Pineapple exports grew by 48 percent between 2005 and 2007, with more than 102 million boxes exported in 2007, according to the National Chamber of Pineapple Producers and Exporters (CANAPEP).

This explosion, while producing jobs for regions that are largely impoverished, and income for local municipalities, has concerned many observers. Costa Rica ranks highest in Central America in its use of agrochemicals per inhabitant, per farm laborer and per cultivated hectare, according to the State of the Nation report, and pineapples require more pesticides, herbicides and other chemicals than any other crop, with the exception of bananas.
But with no environmental impact studies, and outdated regulations and legislation, the pineapple industry largely self regulates how it applies the chemicals it uses. Among the documentation seized in the OIJ raids, for example, are a series of “tickets” that the companies fill out when applying pesticides and herbicides explaining what chemicals are being used and how much.

According to the investigation official who spoke anonymously with The Tico Times, there is no way to know if those tickets are accurate unless they are compared directly with samples taken from the equipment that same day.
Opponents have also raised concern about deforestation, as land is cleared to make room for the plantations, and the spread of a particular fly that reproduces in the waste left after a pineapple crop is harvested, and feeds on blood from livestock.
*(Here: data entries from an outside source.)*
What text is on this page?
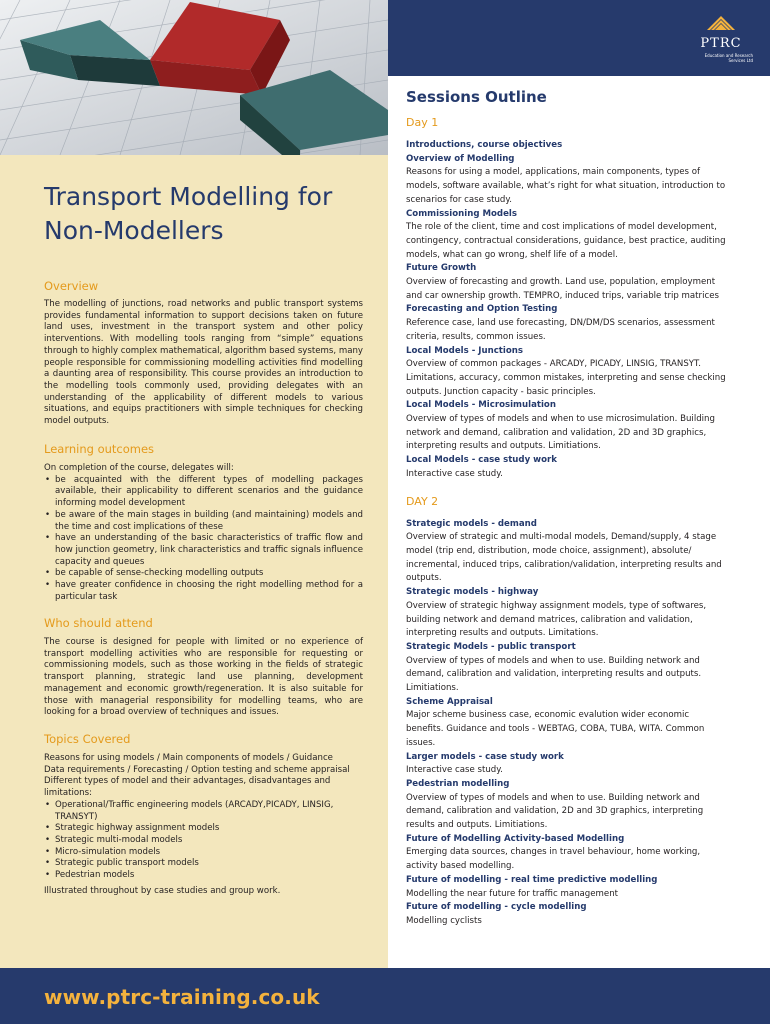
PTRC
Education and Research Services Ltd
Transport Modelling for Non-Modellers
Overview

The modelling of junctions, road networks and public transport systems provides fundamental information to support decisions taken on future land uses, investment in the transport system and other policy interventions. With modelling tools ranging from “simple” equations through to highly complex mathematical, algorithm based systems, many people responsible for commissioning modelling activities find modelling a daunting area of responsibility. This course provides an introduction to the modelling tools commonly used, providing delegates with an understanding of the applicability of different models to various situations, and equips practitioners with simple techniques for checking model outputs.

Learning outcomes

On completion of the course, delegates will:

• be acquainted with the different types of modelling packages available, their applicability to different scenarios and the guidance informing model development
• be aware of the main stages in building (and maintaining) models and the time and cost implications of these
• have an understanding of the basic characteristics of traffic flow and how junction geometry, link characteristics and traffic signals influence capacity and queues
• be capable of sense-checking modelling outputs
• have greater confidence in choosing the right modelling method for a particular task
Who should attend

The course is designed for people with limited or no experience of transport modelling activities who are responsible for requesting or commissioning models, such as those working in the fields of strategic transport planning, strategic land use planning, development management and economic growth/regeneration. It is also suitable for those with managerial responsibility for modelling teams, who are looking for a broad overview of techniques and issues.

Topics Covered

Reasons for using models / Main components of models / Guidance

Data requirements / Forecasting / Option testing and scheme appraisal

Different types of model and their advantages, disadvantages and limitations:

• Operational/Traffic engineering models (ARCADY,PICADY, LINSIG, TRANSYT)
• Strategic highway assignment models
• Strategic multi-modal models
• Micro-simulation models
• Strategic public transport models
• Pedestrian models

Illustrated throughout by case studies and group work.

Sessions Outline
Day 1
Introductions, course objectives
Overview of Modelling
Reasons for using a model, applications, main components, types of models, software available, what’s right for what situation, introduction to scenarios for case study.
Commissioning Models
The role of the client, time and cost implications of model development, contingency, contractual considerations, guidance, best practice, auditing models, what can go wrong, shelf life of a model.
Future Growth
Overview of forecasting and growth. Land use, population, employment and car ownership growth. TEMPRO, induced trips, variable trip matrices
Forecasting and Option Testing
Reference case, land use forecasting, DN/DM/DS scenarios, assessment criteria, results, common issues.
Local Models - Junctions
Overview of common packages - ARCADY, PICADY, LINSIG, TRANSYT. Limitations, accuracy, common mistakes, interpreting and sense checking outputs. Junction capacity - basic principles.
Local Models - Microsimulation
Overview of types of models and when to use microsimulation. Building network and demand, calibration and validation, 2D and 3D graphics, interpreting results and outputs. Limitiations.
Local Models - case study work
Interactive case study.
DAY 2
Strategic models - demand
Overview of strategic and multi-modal models, Demand/supply, 4 stage model (trip end, distribution, mode choice, assignment), absolute/ incremental, induced trips, calibration/validation, interpreting results and outputs.
Strategic models - highway
Overview of strategic highway assignment models, type of softwares, building network and demand matrices, calibration and validation, interpreting results and outputs. Limitations.
Strategic Models - public transport
Overview of types of models and when to use. Building network and demand, calibration and validation, interpreting results and outputs. Limitiations.
Scheme Appraisal
Major scheme business case, economic evalution wider economic benefits. Guidance and tools - WEBTAG, COBA, TUBA, WITA. Common issues.
Larger models - case study work
Interactive case study.
Pedestrian modelling
Overview of types of models and when to use. Building network and demand, calibration and validation, 2D and 3D graphics, interpreting results and outputs. Limitiations.
Future of Modelling Activity-based Modelling
Emerging data sources, changes in travel behaviour, home working, activity based modelling.
Future of modelling - real time predictive modelling
Modelling the near future for traffic management
Future of modelling - cycle modelling
Modelling cyclists
www.ptrc-training.co.uk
Just two weeks after the raids, and under growing pressure from community activists, the Siquirres municipality ordered a halt to the rapidly growing pineapple industry within its jurisdiction.
In a unanimous vote on Feb. 16, the Siquirres Municipal Council issued a moratorium on the “expansion of pineapple cultivation in the territory of the canton of Siquirres,” and called on the national government and pineapple companies to “take direct and concrete action” to clean up what is increasingly being seen as a noxious and unregulated industry.

“The moratorium, in reality, has no scientific founding or legal founding,” said González, of Hacienda Ojo de Agua. “Unfortunately, it was done according to the heated enthusiasm of students from the University of Costa Rica, who are concerned about the environment, but misinformed.”

In December 2008, the University of Costa Rica's highest body, the University Council, issued a statement calling for a moratorium on the expansion of pineapple production in Siquirres and 12 other municipalities where the industry has taken root, citing concerns over environmental impact, health risks and labor practices.
Luis Bernardo Villalobos, a member of the University Council and professor at the school, said the council based its decision on a review of government documents associated with the pineapple industry as well as research carried out by university professors in the region.

“We are very pleased by the news (of the Siquirres moratorium), and we believe the country should be promoting more discussion about this,” said Villalobos, who coordinates the university's research into health policies.
The professor also saw the moratorium as a sign that local governments are beginning to exert more control over their regions.

“Siquirres realized something very important. It has an impressive potential for eco-tourism, and it doesn't serve them to be known as a place with contaminated groundwater and where they use pesticides that aren't necessarily environmentally friendly.”